The International Monetary Fund (IMF) released its bi-annual report on the state of the global economy, predicting that global growth will continue steadily but slowly.
The report also raised the alarm on policies it labeled as “protectionism.” The IMF expresses concern about the rollback of transparency regulations leading to a return of riskier global investing.
“While the IMF reports that growth is slow and steady, it is clear that the IMF is concerned with the return of the kind of risky behavior that helped create our recent global financial crisis,” noted Eric LeCompte, the Executive Director of Jubilee USA and an expert on United Nation finance groups. LeCompte has tracked IMF economic reports since 2010. “The IMF is concerned with a shift in global politics.”

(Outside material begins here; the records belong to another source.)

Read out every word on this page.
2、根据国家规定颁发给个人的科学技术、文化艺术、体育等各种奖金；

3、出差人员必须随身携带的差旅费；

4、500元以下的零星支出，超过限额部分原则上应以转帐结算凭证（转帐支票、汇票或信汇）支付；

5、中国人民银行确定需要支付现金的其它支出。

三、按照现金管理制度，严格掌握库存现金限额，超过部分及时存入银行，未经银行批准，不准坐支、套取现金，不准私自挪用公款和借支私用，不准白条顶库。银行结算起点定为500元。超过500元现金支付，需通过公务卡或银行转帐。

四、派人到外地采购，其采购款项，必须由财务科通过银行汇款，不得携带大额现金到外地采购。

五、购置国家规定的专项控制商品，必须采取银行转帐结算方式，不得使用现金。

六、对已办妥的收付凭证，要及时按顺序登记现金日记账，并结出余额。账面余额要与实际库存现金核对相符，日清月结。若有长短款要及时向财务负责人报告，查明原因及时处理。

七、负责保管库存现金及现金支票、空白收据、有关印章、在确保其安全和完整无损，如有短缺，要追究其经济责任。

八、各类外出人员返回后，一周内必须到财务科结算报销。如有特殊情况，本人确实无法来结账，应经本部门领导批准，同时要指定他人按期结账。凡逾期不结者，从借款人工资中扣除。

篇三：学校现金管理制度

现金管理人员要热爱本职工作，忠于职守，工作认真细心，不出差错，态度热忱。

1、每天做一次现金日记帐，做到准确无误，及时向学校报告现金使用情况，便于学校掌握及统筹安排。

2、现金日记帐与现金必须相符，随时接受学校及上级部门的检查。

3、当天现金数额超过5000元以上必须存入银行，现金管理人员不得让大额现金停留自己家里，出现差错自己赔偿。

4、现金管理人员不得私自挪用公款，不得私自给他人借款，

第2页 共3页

The report also noted that curbing tax evasion and avoidance needs global or “multilateral” cooperation.
“We know that in order to curb tax avoidance and evasion, we need agreements that can cross the borders of countries,” commented LeCompte on the taxation elements of the report.
The World Economic Outlook report noted that both low and middle income countries should be concerned about rising debt levels. The IMF views high debt as being a substantial risk in weak economies.
“It’s good the IMF is pointing to concerns of sustainable debt levels in poor countries,” stated LeCompte. “I’m concerned that higher debt levels and more risky market behavior is a recipe for another financial crisis.”
The report noted that with buoyant financial markets and a long-awaited cyclical recovery in manufacturing and trade, world growth is projected to rise from 3.1 percent in 2016 to 3.5 percent in 2017 and 3.6 percent in 2018. “But binding structural impediments continue to hold back a stronger recovery, and the balance of risks remains tilted to the downside, especially over the medium term,” it said.
“Emerging market and developing economies have become increasingly important in the global economy in recent years. They now account for more than 75 percent of global growth in output and consumption, almost double the share of just two decades ago,” IMF report added.